Dublin homeless and disabled services to be hit by cut

City manager also wants to increase council housing rents

 A homeless  man  begs  on  a  Dublin city street. Dublin City Council’s budget  proposes that   unding for homeless services will be cut by €6 million. Photograph: Alan Betson/The Irish Times

A homeless man begs on a Dublin city street. Dublin City Council’s budget proposes that unding for homeless services will be cut by €6 million. Photograph: Alan Betson/The Irish Times

Sat, Jan 11, 2014, 08:11

Funding for homeless services has been cut by €6 million, housing adaptation grants have been cut by €3 million and social housing rents have been increased by more than €2 million in the budget proposed to run Dublin city this year.

City manager Owen Keegan will next week present a budget to the council which would impose severe reductions in money for services for the poor, elderly and disabled. However, councillors from all parties said they will refuse to pass Mr Keegan’s budget as it it stands.

Cuts of almost €10 million in grants were the determining factor in the reductions in funding for homeless services and in grants for housing adaptations for elderly and disabled people.

“There remains considerable pressure on public sector funding and consequently the level of grant funding allocated to Dublin City Council in 2014 has reduced by a value of €9.8 million,” Mr Keegan said.

Funding for the administration of homeless services has fallen from almost €46 million last year to a proposed spend just under €40 million. The cut for grants for disabled people to adapt homes is proportionally greater: it falls from more than €7.5 million to €4.4 million.

The council wants to raise rental income by €2.3 million next year. This would involve a 7 per cent rise which the council said it intends to introduce from July 1st. The increase was not being imposed to offset the council’s local property tax liability (LPT), which would be €1.7 million next year, the council said, but was being imposed in anticipation of a new national rents scheme.

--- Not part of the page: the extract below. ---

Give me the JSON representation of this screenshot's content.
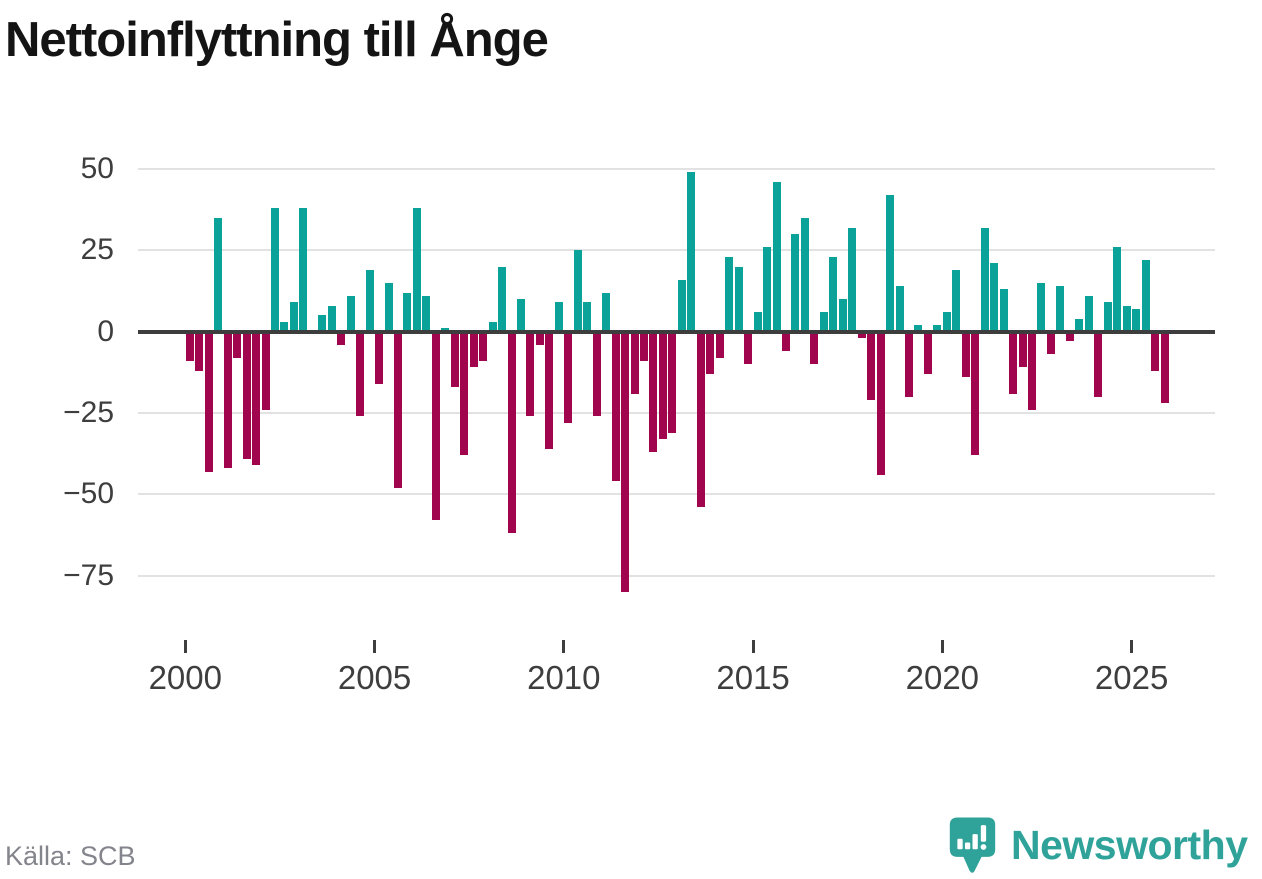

This scheme was expected to come in in 2015 to equalise rents across all local authorities and would result in a 14 per cent increase in Dublin City Council’s rents, Mr Keegan said. The council was proposing to apply half of that increase from July 1st next year to soften the blow.

Independent city councillor Cieran Perry said the “pre-emptive” increase in rents was disingenuous. “A national rents scheme hasn’t even been legislated for and there is no reason to think any increase would be implemented in one go. The LPT was to be a tax on property yet Dublin City Council tenants will end up paying an increased rent on property they don’t own to finance the council’s liability.” The cut in homeless funding was “perverse” given the acknowledged increase in homelessness before Christmas.

Fianna Fáil councillor Mary Fitzpatrick said her party would be opposing the budget. “Where is the logic in increasing rent, where there are significant arrears and people are already struggling to make full payment?”

The Government was treating Dublin unfairly, she said. “If the Government had given us the funding from the local property tax as promised, it would be a very different budget.”

Labour, the largest group on the council, would not be passing Mr Keegan’s budget because of the homeless and disabled grant cuts and rent rises, group leader Dermot Lacey said.“Certainly this budget will not be the budget adopted by the Labour group.”

Fine Gael’s Mary O’Shea said her party would be working on these issues with Labour to amend the budget.